We need medals, and nothing else. Excuses will not be entertained.
That will require abandoning the old system of waiting until only a few months or weeks remain before an international tournament or competition to begin serious preparations.
The Zimbabwe Olympic Committee should not wait until 2016 or mid-2015 to select their team.
Word has been spreading about who might be going, but it is still all just hearsay.
The athletes earmarked for the 2016 Games have to be identified right now and given the time to go for specialised training and high level coaching. It is not too early to embark on the road to Rio de Janeiro.
The “we have seen it all” kind of arrogance has no place in this journey.
That aside; one of the most notable decisions the Premier Soccer League has made since the league’s introduction by Morrison Sifelani and Chris Sibanda in 1993 was making it mandatory for all clubs in the 16-team assembly to register five players that are 20 years or below for each season.
It was and remains a noble idea that is meant to stimulate development at junior level in clubs, and to also bring exciting new talent into the PSL. But whether this is bringing the required results is something else as registration alone does not mean giving the players the chance to shine.
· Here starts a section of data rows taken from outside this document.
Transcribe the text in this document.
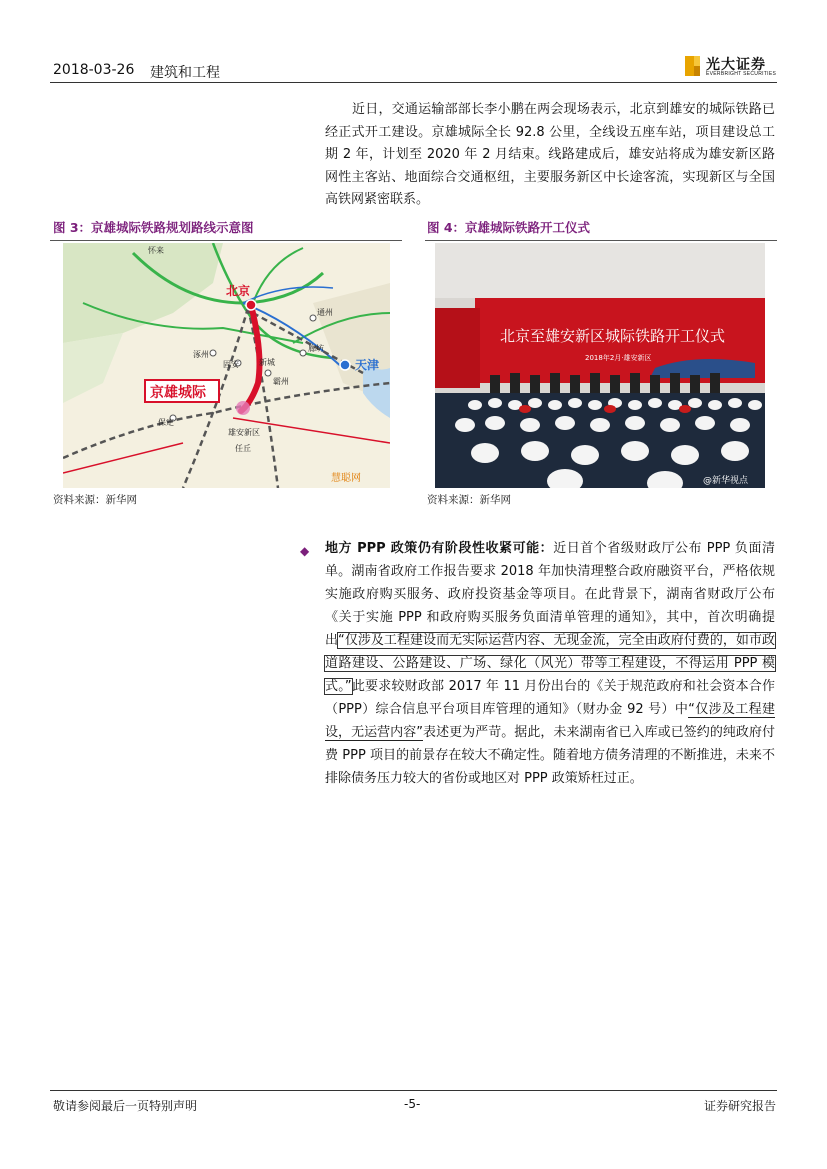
2018-03-26 建筑和工程	光大证券
EVERBRIGHT SECURITIES
近日，交通运输部部长李小鹏在两会现场表示，北京到雄安的城际铁路已经正式开工建设。京雄城际全长 92.8 公里，全线设五座车站，项目建设总工期 2 年，计划至 2020 年 2 月结束。线路建成后，雄安站将成为雄安新区路网性主客站、地面综合交通枢纽，主要服务新区中长途客流，实现新区与全国高铁网紧密联系。
图 3：京雄城际铁路规划路线示意图
北京
天津
京雄城际
雄安新区
通州
廊坊
涿州
固安
霸州
新城
保定
任丘
怀来
慧聪网
资料来源：新华网
图 4：京雄城际铁路开工仪式
北京至雄安新区城际铁路开工仪式
2018年2月·雄安新区
@新华视点
资料来源：新华网
◆ 地方 PPP 政策仍有阶段性收紧可能：近日首个省级财政厅公布 PPP 负面清单。湖南省政府工作报告要求 2018 年加快清理整合政府融资平台，严格依规实施政府购买服务、政府投资基金等项目。在此背景下，湖南省财政厅公布《关于实施 PPP 和政府购买服务负面清单管理的通知》，其中，首次明确提出“仅涉及工程建设而无实际运营内容、无现金流，完全由政府付费的，如市政道路建设、公路建设、广场、绿化（风光）带等工程建设，不得运用 PPP 模式。”此要求较财政部 2017 年 11 月份出台的《关于规范政府和社会资本合作（PPP）综合信息平台项目库管理的通知》（财办金 92 号）中“仅涉及工程建设，无运营内容”表述更为严苛。据此，未来湖南省已入库或已签约的纯政府付费 PPP 项目的前景存在较大不确定性。随着地方债务清理的不断推进，未来不排除债务压力较大的省份或地区对 PPP 政策矫枉过正。
敬请参阅最后一页特别声明	-5-	证券研究报告
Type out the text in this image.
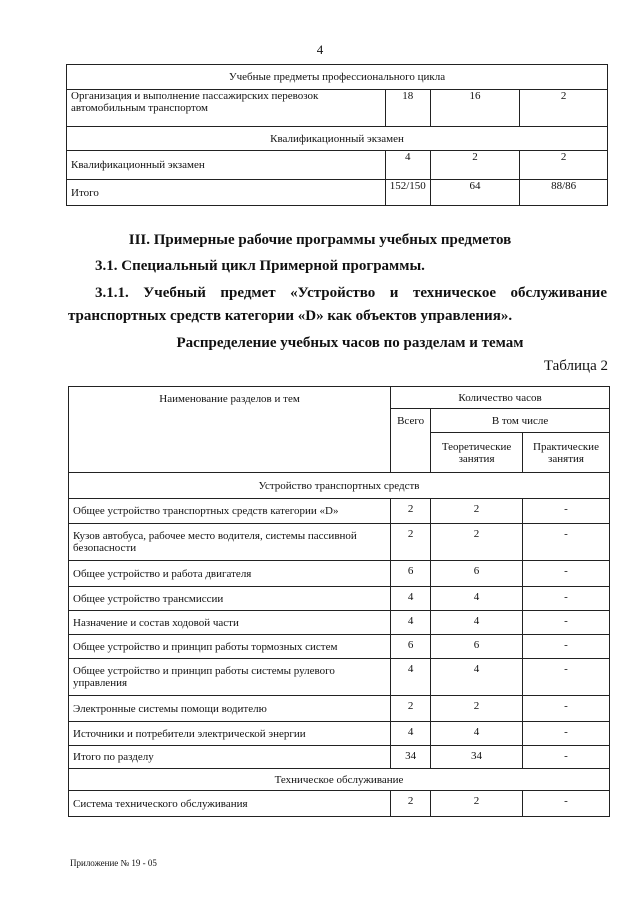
4
Учебные предметы профессионального цикла			
Организация и выполнение пассажирских перевозок автомобильным транспортом	18	16	2
Квалификационный экзамен			
Квалификационный экзамен	4	2	2
Итого	152/150	64	88/86
III. Примерные рабочие программы учебных предметов
3.1. Специальный цикл Примерной программы.
3.1.1. Учебный предмет «Устройство и техническое обслуживание
транспортных средств категории «D» как объектов управления».
Распределение учебных часов по разделам и темам
Таблица 2
Наименование разделов и тем	Количество часов		
	Всего	В том числе	
		Теоретические занятия	Практические занятия
Устройство транспортных средств			
Общее устройство транспортных средств категории «D»	2	2	-
Кузов автобуса, рабочее место водителя, системы пассивной безопасности	2	2	-
Общее устройство и работа двигателя	6	6	-
Общее устройство трансмиссии	4	4	-
Назначение и состав ходовой части	4	4	-
Общее устройство и принцип работы тормозных систем	6	6	-
Общее устройство и принцип работы системы рулевого управления	4	4	-
Электронные системы помощи водителю	2	2	-
Источники и потребители электрической энергии	4	4	-
Итого по разделу	34	34	-
Техническое обслуживание			
Система технического обслуживания	2	2	-
Приложение № 19 - 05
It is no secret that Zimbabwean football is resistant to change to the extent that instead of bringing in new talent on board, the clubs are busy recycling the same old players.
Those rejected by one club, find a new home at another PSL club.
Even James “Van Damme” Matola who has returned from South Africa — at the age of 36 — has realised this. He feels he can still play in the Castle Lager Premiership, and even went for trials at Mutare based side Buffaloes.
The five registered junior players have found themselves being victims of this resistance to change. Most of them have been left in the wilderness, spending time either on the substitutes bench or on the stands as the coaches prefer the same old guard.
This, in other words, means the youngsters’ talent is being wasted and not developed.
There are however a few junior players who have been accorded playing time; for example Dynamos’ goalkeeper Tatenda Mukuruva, although the youngster has only seen game time when the 1998 CAF Champions League finalists are in a goalkeeping crisis.
If the PSL were really serious about this junior development programme, they should have made it mandatory for each club to field at least two of the junior players in every game. Perhaps that way, potential talent would not go to waste.
If that is not possible, then why not remove the regulation for the registration because it is serving no purpose.